Bizler kitap boyunca Don'ın yalnız başına alkol bataklığında nasıl debelenip durduğuna şahit oluyoruz. Bataklık demek yanlış olmaz çünkü adamımız bataklığa saplanıp kurtulmak için debelenen, debelendikçe daha çok batan insanların duygusunu hissettiriyor bize. İçki içerken aslında içtiği şey deniz suyuymuş gibi içtikçe hep daha çok içmek istiyor ve her içişinde bunun onu huzura kavuşturacak "son" içkisi olduğu yanılsamasına kapılıyor.

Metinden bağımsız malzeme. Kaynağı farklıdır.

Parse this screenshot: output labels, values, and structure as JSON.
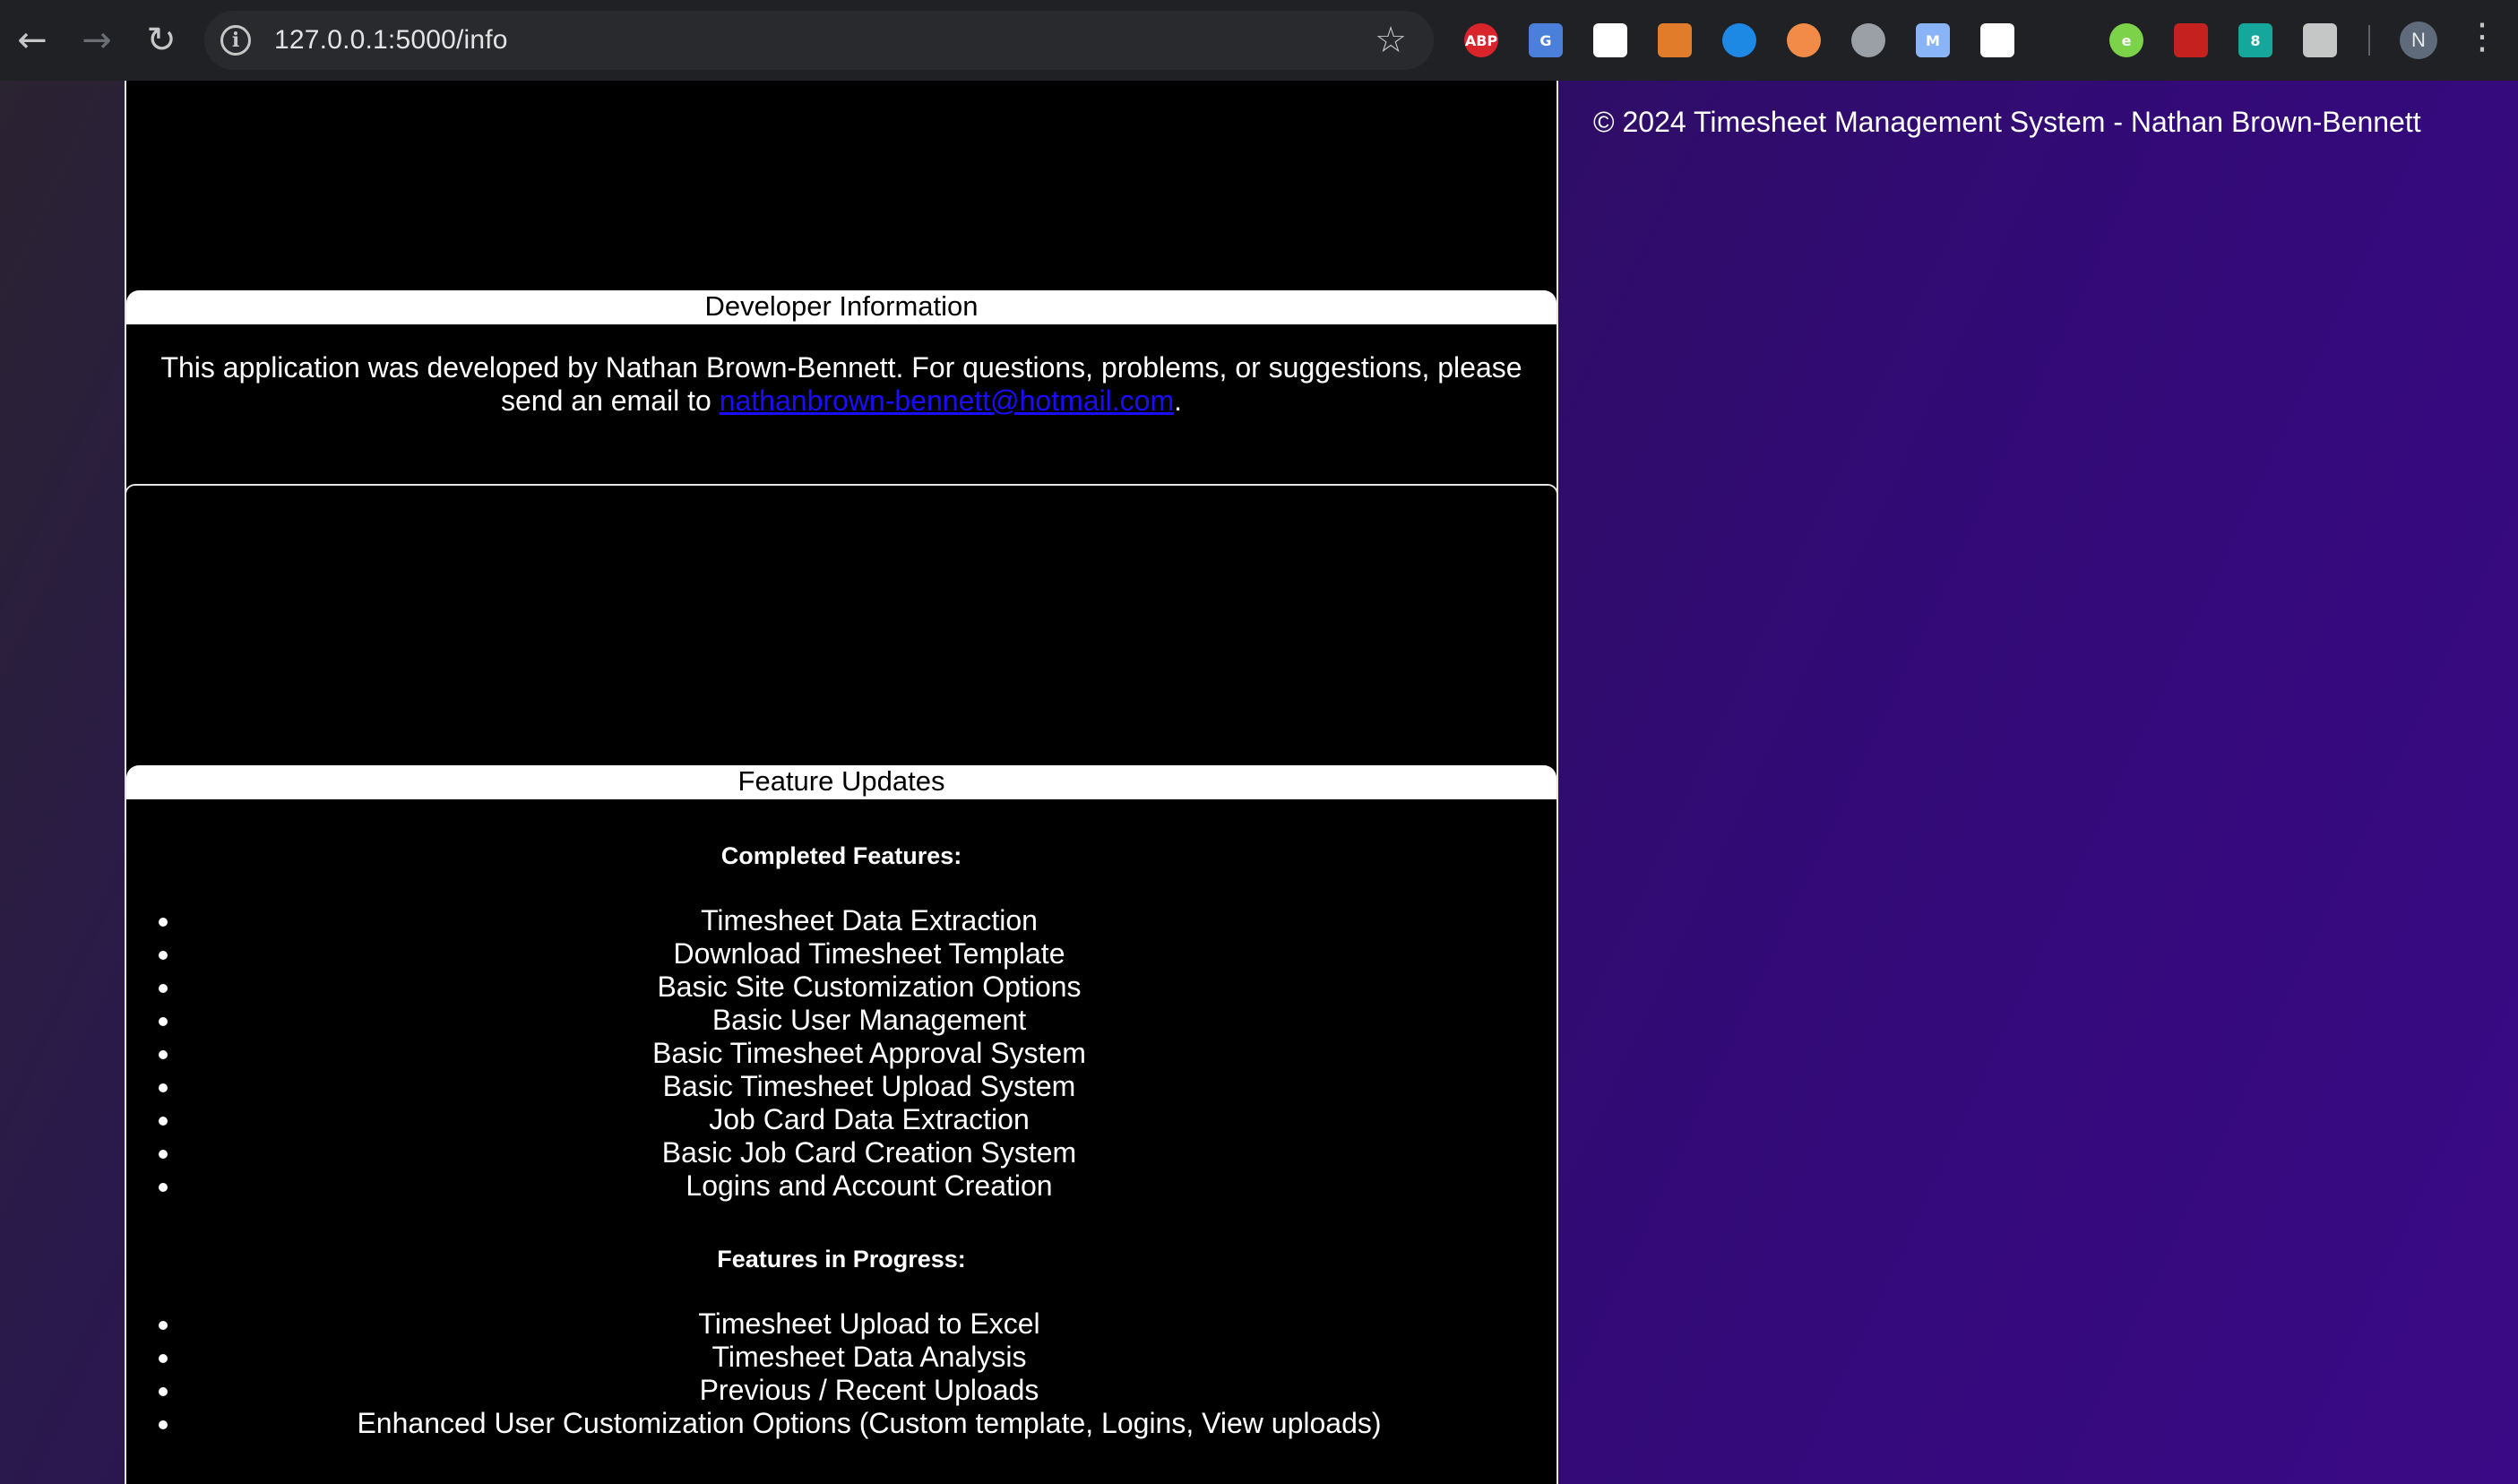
{
  "browser": {
    "url": "127.0.0.1:5000/info",
    "extensions": [
      {
        "name": "adblock-plus-icon",
        "label": "ABP",
        "color": "#d9242c"
      },
      {
        "name": "google-translate-icon",
        "label": "G",
        "color": "#4a80d9"
      },
      {
        "name": "cursor-tool-icon",
        "label": "",
        "color": "#ffffff"
      },
      {
        "name": "window-tool-icon",
        "label": "",
        "color": "#e07c2a"
      },
      {
        "name": "edge-icon",
        "label": "",
        "color": "#1e88e5"
      },
      {
        "name": "capsule-icon",
        "label": "",
        "color": "#f28b48"
      },
      {
        "name": "target-icon",
        "label": "",
        "color": "#9aa0a6"
      },
      {
        "name": "m-extension-icon",
        "label": "M",
        "color": "#8ab4f8"
      },
      {
        "name": "picture-in-picture-icon",
        "label": "",
        "color": "#ffffff"
      },
      {
        "name": "bell-icon",
        "label": "",
        "color": "#202124"
      },
      {
        "name": "e-extension-icon",
        "label": "e",
        "color": "#7cd34a"
      },
      {
        "name": "pdf-icon",
        "label": "",
        "color": "#c5221f"
      },
      {
        "name": "teal-extension-icon",
        "label": "8",
        "color": "#16a79c"
      },
      {
        "name": "puzzle-icon",
        "label": "",
        "color": "#c4c7c5"
      }
    ],
    "avatar_initial": "N"
  },
  "footer": {
    "copyright": "© 2024 Timesheet Management System - Nathan Brown-Bennett"
  },
  "developer_card": {
    "title": "Developer Information",
    "text_before": "This application was developed by Nathan Brown-Bennett. For questions, problems, or suggestions, please send an email to ",
    "email": "nathanbrown-bennett@hotmail.com",
    "text_after": "."
  },
  "features_card": {
    "title": "Feature Updates",
    "completed_heading": "Completed Features:",
    "completed": [
      "Timesheet Data Extraction",
      "Download Timesheet Template",
      "Basic Site Customization Options",
      "Basic User Management",
      "Basic Timesheet Approval System",
      "Basic Timesheet Upload System",
      "Job Card Data Extraction",
      "Basic Job Card Creation System",
      "Logins and Account Creation"
    ],
    "in_progress_heading": "Features in Progress:",
    "in_progress": [
      "Timesheet Upload to Excel",
      "Timesheet Data Analysis",
      "Previous / Recent Uploads",
      "Enhanced User Customization Options (Custom template, Logins, View uploads)"
    ]
  }
}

Oysaki dağdan aşağı yuvarlanırken giderek büyüyen çığ misali adamımız alkole her ulaştığında kendisi de önlenemez bir şekilde giderek dibe doğru çakılıyor.
Bu romanı sadece bir ayyaşın hafta sonu olarak değerlendirmek insanın özüne haksızlık olur, zira aynı zamanda alışkanlıklarına, bağımlılıklarına karşı koyamayıp onları farkında olmadan körükleyen insanoğlunun özeti niteliğinde bir roman bu kitap benim gözümde. Don Birnam'la farklı düştüğüm birçok kısım olduğu gibi kendimi onunla aynîleştirdiğim bir hayli durum da oldu elimde olmadan. Ne diyelim, insan insana benzermiş. :)
Dili genel olarak akıcıydı ancak sonlara doğru biraz sıkmaya başladığını da söylemeden edemeyeceğim.
Alkole ve cinsel hayata düşkünlüğüyle bilinen ve yüksek dozdan ölen yazar Charles Jackson, sanırım kendi hayatıyla ilgili birçok ipucunu da barındırmış Don Birnam karakterinde.